Martes, 14 de Octubre 2025
Suplementos | Vicente García Remus

Veredas

Playa el Coco

Por: EL INFORMADOR

Entre el cerro San Francisco y la playa de Oro, se encuentra la sensacional playa llamada: “El Coco”.

Tiempos fríos, tiempos de ir a la costa, mi familia y yo partimos rumbo a la “Costa Alegre”, atinado atributo. Atravesamos el fabuloso Río Marabasco para entrar a Cihuatlán, José María Arreola, nos dice: Tlán, terminación de lugar, posesiva, cihuatl, la mujer; pero en este nombre se refiere a la mujer como divinidad, que se llamaba Cihuacoatl, la mujer culebra. “Lugar dedicado a la diosa Cihuacoatl”. Miramos el monumento dedicado a los soldados de México, por el apoyo brindado en el temblor de 1995, y a lo lejos la parroquia de la Santa Cruz, con sus altos campanarios, en medio una torre para el reloj y la cúpula con linterna. Luego de la población, vimos un precioso bosque de palmeras. Pasando San Vicente, el camino empezó a ascender y a una corta distancia nos desviamos a la izquierda, por el sendero a La Culebra, fuimos apreciando las expresivas palmeras de Casa Blanca, después cruzamos el arroyo Seco, pasamos por el rancho de igual nombre y posteriormente por La Culebra, súbitamente percibimos la briza marina, el canturreo de las olas y luego, el vibrante y cautivador mar. Seguimos el camino, que fue bordeando la fantástica playa El Coco, en dirección oeste, vimos bonitas edificaciones, entre ellas una casa sobre columnas de más de tres metros de altura, con volados y techos inclinados, otra finca era la Posada el Coco, con cabañas y restaurante.

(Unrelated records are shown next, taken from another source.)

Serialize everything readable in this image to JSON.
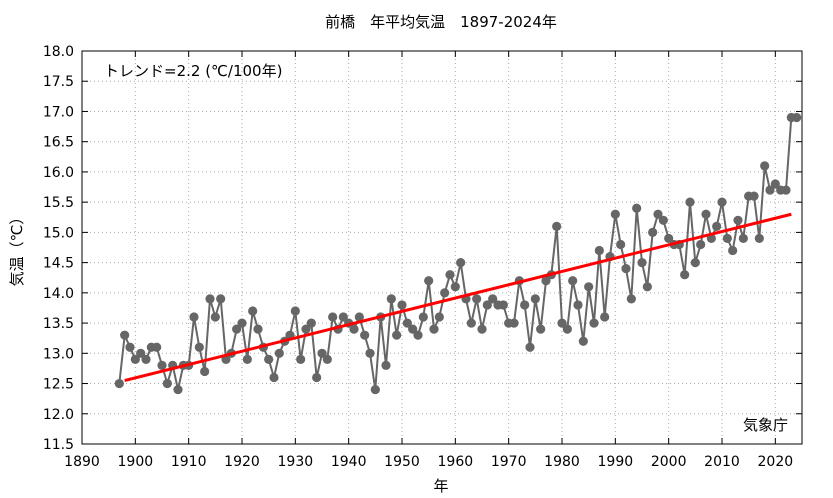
{
  "chart_data": {
    "type": "line",
    "title": "前橋　年平均気温　1897-2024年",
    "xlabel": "年",
    "ylabel": "気温（℃）",
    "trend_label": "トレンド=2.2 (℃/100年)",
    "source_label": "気象庁",
    "xlim": [
      1890,
      2025
    ],
    "ylim": [
      11.5,
      18.0
    ],
    "xticks": [
      1890,
      1900,
      1910,
      1920,
      1930,
      1940,
      1950,
      1960,
      1970,
      1980,
      1990,
      2000,
      2010,
      2020
    ],
    "yticks": [
      11.5,
      12.0,
      12.5,
      13.0,
      13.5,
      14.0,
      14.5,
      15.0,
      15.5,
      16.0,
      16.5,
      17.0,
      17.5,
      18.0
    ],
    "grid": true,
    "colors": {
      "series": "#666666",
      "trend": "#ff0000",
      "grid": "#aaaaaa"
    },
    "series": [
      {
        "name": "年平均気温",
        "x": [
          1897,
          1898,
          1899,
          1900,
          1901,
          1902,
          1903,
          1904,
          1905,
          1906,
          1907,
          1908,
          1909,
          1910,
          1911,
          1912,
          1913,
          1914,
          1915,
          1916,
          1917,
          1918,
          1919,
          1920,
          1921,
          1922,
          1923,
          1924,
          1925,
          1926,
          1927,
          1928,
          1929,
          1930,
          1931,
          1932,
          1933,
          1934,
          1935,
          1936,
          1937,
          1938,
          1939,
          1940,
          1941,
          1942,
          1943,
          1944,
          1945,
          1946,
          1947,
          1948,
          1949,
          1950,
          1951,
          1952,
          1953,
          1954,
          1955,
          1956,
          1957,
          1958,
          1959,
          1960,
          1961,
          1962,
          1963,
          1964,
          1965,
          1966,
          1967,
          1968,
          1969,
          1970,
          1971,
          1972,
          1973,
          1974,
          1975,
          1976,
          1977,
          1978,
          1979,
          1980,
          1981,
          1982,
          1983,
          1984,
          1985,
          1986,
          1987,
          1988,
          1989,
          1990,
          1991,
          1992,
          1993,
          1994,
          1995,
          1996,
          1997,
          1998,
          1999,
          2000,
          2001,
          2002,
          2003,
          2004,
          2005,
          2006,
          2007,
          2008,
          2009,
          2010,
          2011,
          2012,
          2013,
          2014,
          2015,
          2016,
          2017,
          2018,
          2019,
          2020,
          2021,
          2022,
          2023,
          2024
        ],
        "values": [
          12.5,
          13.3,
          13.1,
          12.9,
          13.0,
          12.9,
          13.1,
          13.1,
          12.8,
          12.5,
          12.8,
          12.4,
          12.8,
          12.8,
          13.6,
          13.1,
          12.7,
          13.9,
          13.6,
          13.9,
          12.9,
          13.0,
          13.4,
          13.5,
          12.9,
          13.7,
          13.4,
          13.1,
          12.9,
          12.6,
          13.0,
          13.2,
          13.3,
          13.7,
          12.9,
          13.4,
          13.5,
          12.6,
          13.0,
          12.9,
          13.6,
          13.4,
          13.6,
          13.5,
          13.4,
          13.6,
          13.3,
          13.0,
          12.4,
          13.6,
          12.8,
          13.9,
          13.3,
          13.8,
          13.5,
          13.4,
          13.3,
          13.6,
          14.2,
          13.4,
          13.6,
          14.0,
          14.3,
          14.1,
          14.5,
          13.9,
          13.5,
          13.9,
          13.4,
          13.8,
          13.9,
          13.8,
          13.8,
          13.5,
          13.5,
          14.2,
          13.8,
          13.1,
          13.9,
          13.4,
          14.2,
          14.3,
          15.1,
          13.5,
          13.4,
          14.2,
          13.8,
          13.2,
          14.1,
          13.5,
          14.7,
          13.6,
          14.6,
          15.3,
          14.8,
          14.4,
          13.9,
          15.4,
          14.5,
          14.1,
          15.0,
          15.3,
          15.2,
          14.9,
          14.8,
          14.8,
          14.3,
          15.5,
          14.5,
          14.8,
          15.3,
          14.9,
          15.1,
          15.5,
          14.9,
          14.7,
          15.2,
          14.9,
          15.6,
          15.6,
          14.9,
          16.1,
          15.7,
          15.8,
          15.7,
          15.7,
          16.9,
          16.9
        ]
      }
    ],
    "trend": {
      "x": [
        1898,
        2023
      ],
      "y": [
        12.55,
        15.3
      ]
    }
  }
}
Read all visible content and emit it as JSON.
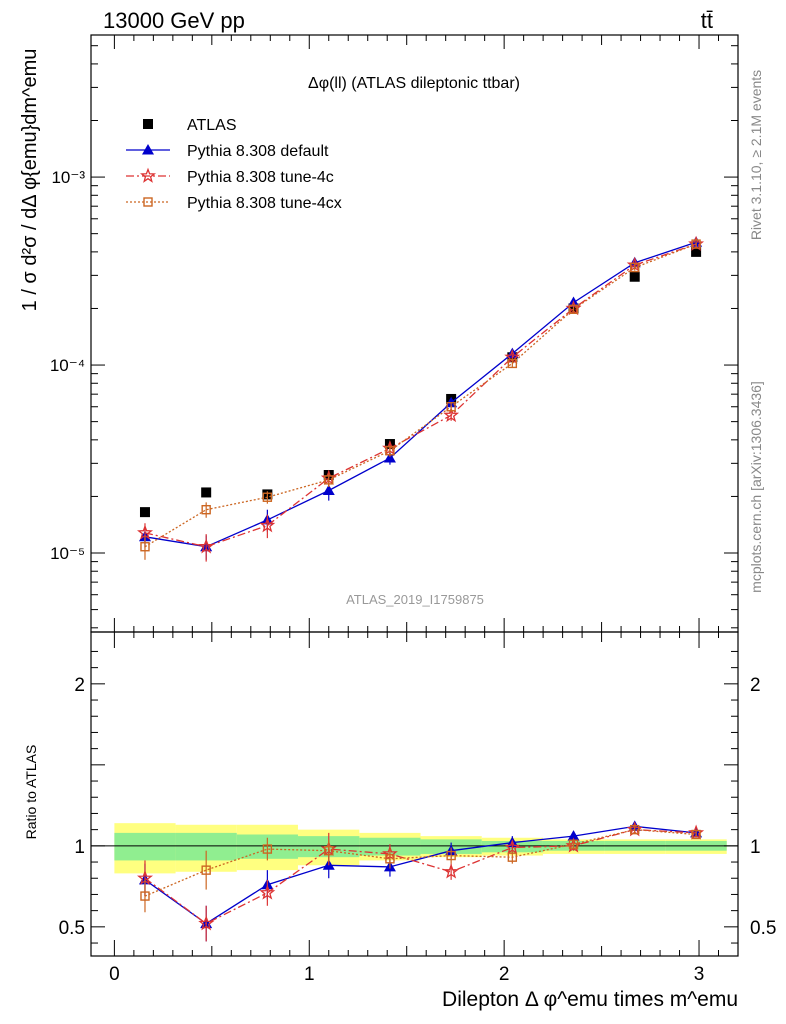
{
  "header": {
    "energy_label": "13000 GeV pp",
    "process_label": "tt̄"
  },
  "side": {
    "rivet_label": "Rivet 3.1.10, ≥ 2.1M events",
    "mcplots_label": "mcplots.cern.ch [arXiv:1306.3436]"
  },
  "analysis_id": "ATLAS_2019_I1759875",
  "chart_data": [
    {
      "type": "scatter",
      "title": "Δφ(ll) (ATLAS dileptonic ttbar)",
      "ylabel": "1 / σ  d²σ / dΔ φ{emu}dm^emu",
      "yscale": "log",
      "ylim": [
        3.8e-06,
        0.0057
      ],
      "xlim": [
        -0.12,
        3.2
      ],
      "y_ticks": [
        {
          "value": 1e-05,
          "label": "10⁻⁵"
        },
        {
          "value": 0.0001,
          "label": "10⁻⁴"
        },
        {
          "value": 0.001,
          "label": "10⁻³"
        }
      ],
      "legend_position": "top-left",
      "x": [
        0.157,
        0.471,
        0.785,
        1.1,
        1.414,
        1.728,
        2.042,
        2.356,
        2.67,
        2.985
      ],
      "series": [
        {
          "name": "ATLAS",
          "color": "#000000",
          "marker": "square",
          "values": [
            1.65e-05,
            2.1e-05,
            2.05e-05,
            2.6e-05,
            3.8e-05,
            6.6e-05,
            0.00011,
            0.0002,
            0.000295,
            0.0004
          ]
        },
        {
          "name": "Pythia 8.308 default",
          "color": "#0000cc",
          "marker": "triangle",
          "values": [
            1.22e-05,
            1.08e-05,
            1.5e-05,
            2.15e-05,
            3.2e-05,
            6.3e-05,
            0.000115,
            0.000215,
            0.00035,
            0.00045
          ],
          "errors": [
            1.5e-06,
            1.6e-06,
            2e-06,
            2.5e-06,
            2.5e-06,
            3.5e-06,
            5e-06,
            8e-06,
            1.2e-05,
            1.5e-05
          ]
        },
        {
          "name": "Pythia 8.308 tune-4c",
          "color": "#dd3333",
          "marker": "star",
          "values": [
            1.28e-05,
            1.08e-05,
            1.4e-05,
            2.5e-05,
            3.6e-05,
            5.4e-05,
            0.00011,
            0.0002,
            0.00034,
            0.00044
          ],
          "errors": [
            1.6e-06,
            1.8e-06,
            2e-06,
            2.5e-06,
            3e-06,
            3.5e-06,
            5e-06,
            8e-06,
            1.2e-05,
            1.5e-05
          ]
        },
        {
          "name": "Pythia 8.308 tune-4cx",
          "color": "#cc6622",
          "marker": "open-square",
          "values": [
            1.08e-05,
            1.7e-05,
            1.98e-05,
            2.45e-05,
            3.5e-05,
            6e-05,
            0.000102,
            0.000198,
            0.00033,
            0.00044
          ],
          "errors": [
            1.6e-06,
            1.6e-06,
            1.5e-06,
            2e-06,
            2.5e-06,
            3.5e-06,
            5e-06,
            8e-06,
            1.2e-05,
            1.5e-05
          ]
        }
      ]
    },
    {
      "type": "scatter",
      "ylabel": "Ratio to ATLAS",
      "xlabel": "Dilepton Δ φ^emu times m^emu",
      "ylim": [
        0.32,
        2.32
      ],
      "xlim": [
        -0.12,
        3.2
      ],
      "x_ticks": [
        {
          "value": 0,
          "label": "0"
        },
        {
          "value": 1,
          "label": "1"
        },
        {
          "value": 2,
          "label": "2"
        },
        {
          "value": 3,
          "label": "3"
        }
      ],
      "y_ticks": [
        {
          "value": 0.5,
          "label": "0.5"
        },
        {
          "value": 1,
          "label": "1"
        },
        {
          "value": 2,
          "label": "2"
        }
      ],
      "reference_line": 1,
      "band_edges": [
        0.0,
        0.314,
        0.628,
        0.942,
        1.257,
        1.571,
        1.885,
        2.199,
        2.513,
        2.827,
        3.142
      ],
      "uncertainty_bands": [
        {
          "name": "stat",
          "color": "#90ee90",
          "lo": [
            0.91,
            0.91,
            0.92,
            0.93,
            0.94,
            0.95,
            0.96,
            0.97,
            0.97,
            0.97
          ],
          "hi": [
            1.08,
            1.08,
            1.07,
            1.06,
            1.05,
            1.04,
            1.03,
            1.03,
            1.03,
            1.03
          ]
        },
        {
          "name": "total",
          "color": "#ffff80",
          "lo": [
            0.83,
            0.84,
            0.85,
            0.88,
            0.91,
            0.93,
            0.94,
            0.95,
            0.95,
            0.95
          ],
          "hi": [
            1.14,
            1.13,
            1.13,
            1.1,
            1.08,
            1.06,
            1.05,
            1.04,
            1.04,
            1.04
          ]
        }
      ],
      "x": [
        0.157,
        0.471,
        0.785,
        1.1,
        1.414,
        1.728,
        2.042,
        2.356,
        2.67,
        2.985
      ],
      "series": [
        {
          "name": "Pythia 8.308 default",
          "color": "#0000cc",
          "marker": "triangle",
          "values": [
            0.79,
            0.52,
            0.76,
            0.88,
            0.87,
            0.97,
            1.02,
            1.06,
            1.12,
            1.08
          ],
          "errors": [
            0.1,
            0.11,
            0.09,
            0.08,
            0.06,
            0.05,
            0.04,
            0.03,
            0.02,
            0.02
          ]
        },
        {
          "name": "Pythia 8.308 tune-4c",
          "color": "#dd3333",
          "marker": "star",
          "values": [
            0.8,
            0.52,
            0.71,
            0.98,
            0.95,
            0.84,
            0.99,
            1.0,
            1.1,
            1.08
          ],
          "errors": [
            0.11,
            0.11,
            0.08,
            0.1,
            0.06,
            0.05,
            0.04,
            0.03,
            0.02,
            0.02
          ]
        },
        {
          "name": "Pythia 8.308 tune-4cx",
          "color": "#cc6622",
          "marker": "open-square",
          "values": [
            0.69,
            0.85,
            0.98,
            0.97,
            0.92,
            0.94,
            0.93,
            1.01,
            1.1,
            1.07
          ],
          "errors": [
            0.1,
            0.12,
            0.07,
            0.07,
            0.06,
            0.05,
            0.04,
            0.03,
            0.02,
            0.02
          ]
        }
      ]
    }
  ]
}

Poco antes de llegar a un fraccionamiento, viramos a la izquierda por una brecha que nos adentro a la playa, bajamos emocionados del coche, la playa simplemente nos estaba aguardando, para regalarnos un inolvidable chapoteo. La sensacional playa comprende unos diez kilómetros de la punta Graham a la playa vecina; “Playa de Oro”. Observamos el bizarro cerro San Francisco, que nos mostró sus peñas, sus pliegues y sus crestas.  En el otro extremo, atisbamos el inconfundible islote Peña Blanca, que se ubica frente al cerro Solocoaguil. Las azules olas reventaban fuerte y cerca, presumían de belleza y de altura. Nos tiramos clavados por debajo de la ola, para librarla y después brincar y disfrutar de muchas, muchas olas, el agua estaba fresca y el sol un tanto tibio. Luego del delicioso baño, jugamos con la fina arena, posteriormente nos sentamos a admirar la inmensidad de agua en movimiento, del bello Pacífico.

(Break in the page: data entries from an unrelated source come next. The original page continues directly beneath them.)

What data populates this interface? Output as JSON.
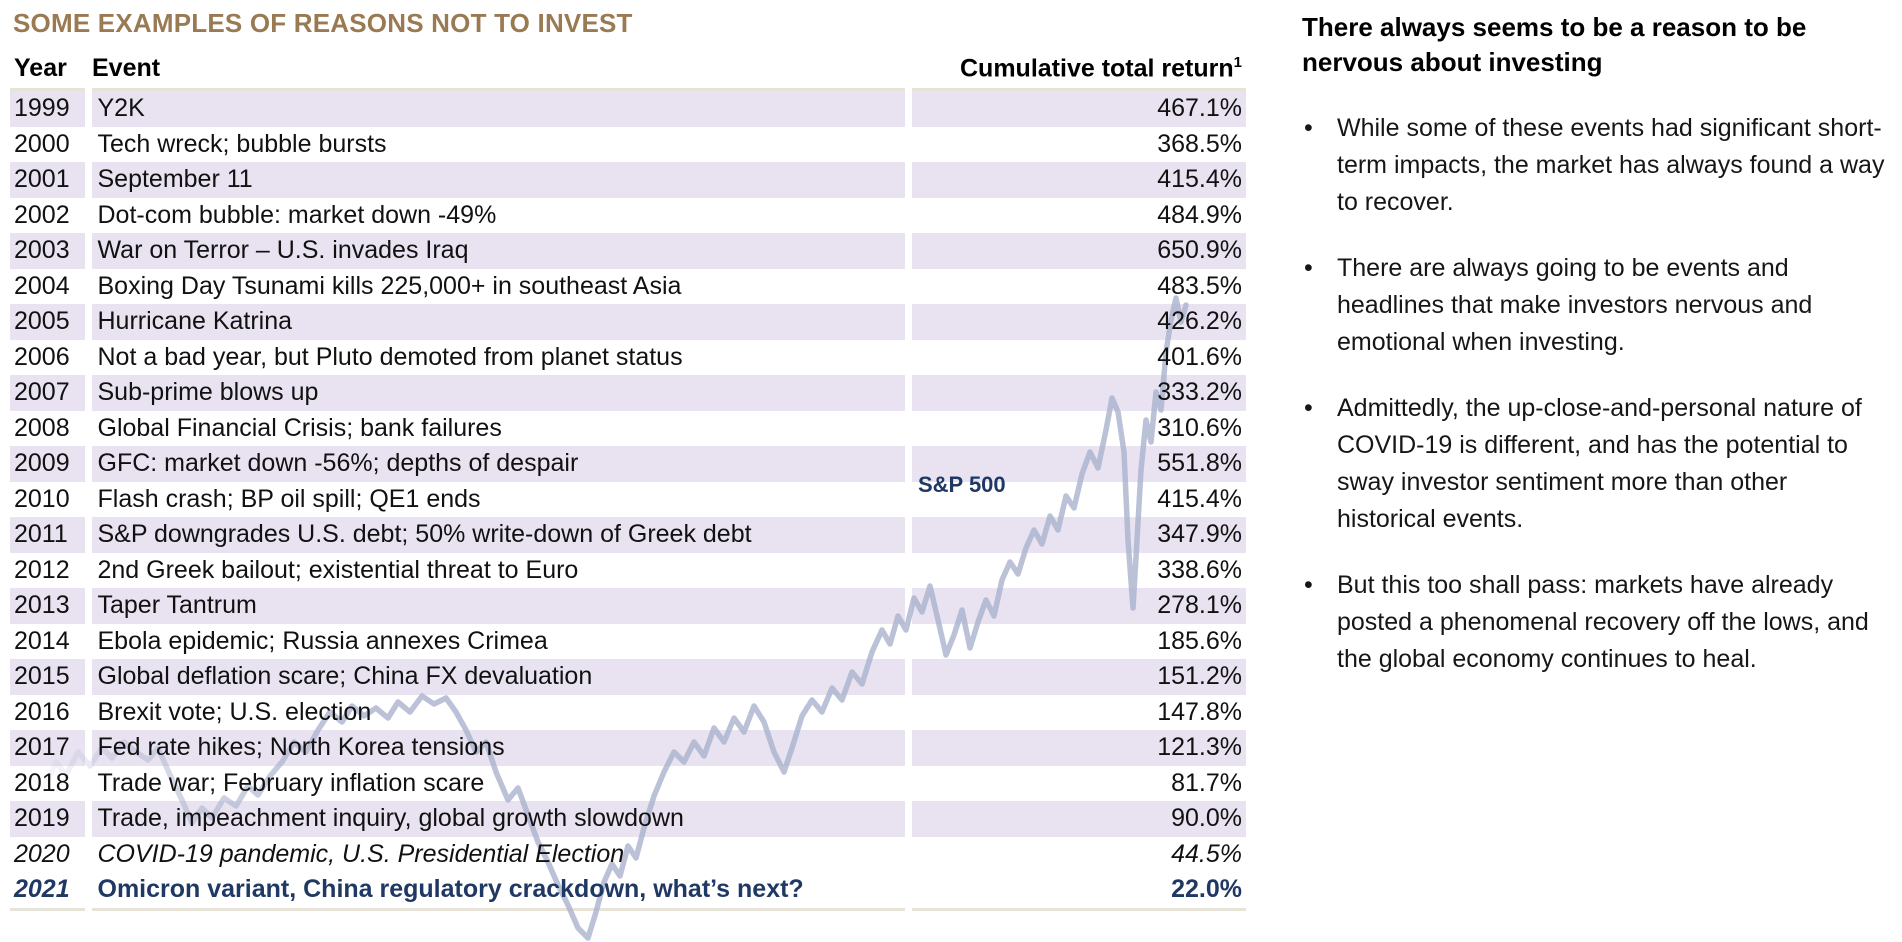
{
  "title": "SOME EXAMPLES OF REASONS NOT TO INVEST",
  "table": {
    "columns": {
      "year": "Year",
      "event": "Event",
      "return_label": "Cumulative total return",
      "return_superscript": "1"
    },
    "sp500_label": "S&P 500",
    "rows": [
      {
        "year": "1999",
        "event": "Y2K",
        "return": "467.1%"
      },
      {
        "year": "2000",
        "event": "Tech wreck; bubble bursts",
        "return": "368.5%"
      },
      {
        "year": "2001",
        "event": "September 11",
        "return": "415.4%"
      },
      {
        "year": "2002",
        "event": "Dot-com bubble: market down -49%",
        "return": "484.9%"
      },
      {
        "year": "2003",
        "event": "War on Terror – U.S. invades Iraq",
        "return": "650.9%"
      },
      {
        "year": "2004",
        "event": "Boxing Day Tsunami kills 225,000+ in southeast Asia",
        "return": "483.5%"
      },
      {
        "year": "2005",
        "event": "Hurricane Katrina",
        "return": "426.2%"
      },
      {
        "year": "2006",
        "event": "Not a bad year, but Pluto demoted from planet status",
        "return": "401.6%"
      },
      {
        "year": "2007",
        "event": "Sub-prime blows up",
        "return": "333.2%"
      },
      {
        "year": "2008",
        "event": "Global Financial Crisis; bank failures",
        "return": "310.6%"
      },
      {
        "year": "2009",
        "event": "GFC: market down -56%; depths of despair",
        "return": "551.8%"
      },
      {
        "year": "2010",
        "event": "Flash crash; BP oil spill; QE1 ends",
        "return": "415.4%"
      },
      {
        "year": "2011",
        "event": "S&P downgrades U.S. debt; 50% write-down of Greek debt",
        "return": "347.9%"
      },
      {
        "year": "2012",
        "event": "2nd Greek bailout; existential threat to Euro",
        "return": "338.6%"
      },
      {
        "year": "2013",
        "event": "Taper Tantrum",
        "return": "278.1%"
      },
      {
        "year": "2014",
        "event": "Ebola epidemic; Russia annexes Crimea",
        "return": "185.6%"
      },
      {
        "year": "2015",
        "event": "Global deflation scare; China FX devaluation",
        "return": "151.2%"
      },
      {
        "year": "2016",
        "event": "Brexit vote; U.S. election",
        "return": "147.8%"
      },
      {
        "year": "2017",
        "event": "Fed rate hikes; North Korea tensions",
        "return": "121.3%"
      },
      {
        "year": "2018",
        "event": "Trade war; February inflation scare",
        "return": "81.7%"
      },
      {
        "year": "2019",
        "event": "Trade, impeachment inquiry, global growth slowdown",
        "return": "90.0%"
      },
      {
        "year": "2020",
        "event": "COVID-19 pandemic, U.S. Presidential Election",
        "return": "44.5%",
        "emphasis": "italic"
      },
      {
        "year": "2021",
        "event": "Omicron variant, China regulatory crackdown, what’s next?",
        "return": "22.0%",
        "emphasis": "highlight"
      }
    ]
  },
  "sidebar": {
    "heading": "There always seems to be a reason to be nervous about investing",
    "bullets": [
      "While some of these events had significant short-term impacts, the market has always found a way to recover.",
      "There are always going to be events and headlines that make investors nervous and emotional when investing.",
      "Admittedly, the up-close-and-personal nature of COVID-19 is different, and has the potential to sway investor sentiment more than other historical events.",
      "But this too shall pass: markets have already posted a phenomenal recovery off the lows, and the global economy continues to heal."
    ]
  },
  "colors": {
    "title": "#9a7a52",
    "row_shading": "#e8e2f1",
    "highlight_navy": "#1f3864",
    "table_border": "#e7e3d8",
    "chart_line": "#aab2cd"
  }
}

Carlos Pizano puso en tinta: “El 1º de noviembre de 1542, partió del Puerto de la Navidad, la expedición de Ruy López de Villalobos, compuesto de cuatro navíos, una goleta y un bergantín, con 370 personas a bordo. Bien provistas de armas y víveres. Los expedicionarios descubrieron algunas pequeñas islas, como Santo Tomás, La Nublada y la de Roca Partida. Dos de ellas, cuando menos, en el archipiélago ahora llamado de Revillagigedo. Hacia el oeste, otras hermosas islas que llamaron de los Jardines. Finalmente llegaron al archipiélago bautizado como “San Lázaro”, por Magallanes. Fue así como durante esta expedición, la de Ruy, el archipiélago tomó el nombre de Islas Filipinas. En honor del príncipe de Asturias, futuro rey de España, Felipe II. López de Villalobos murió en la isla de Ambonia, el domingo de Ramos de 1546”.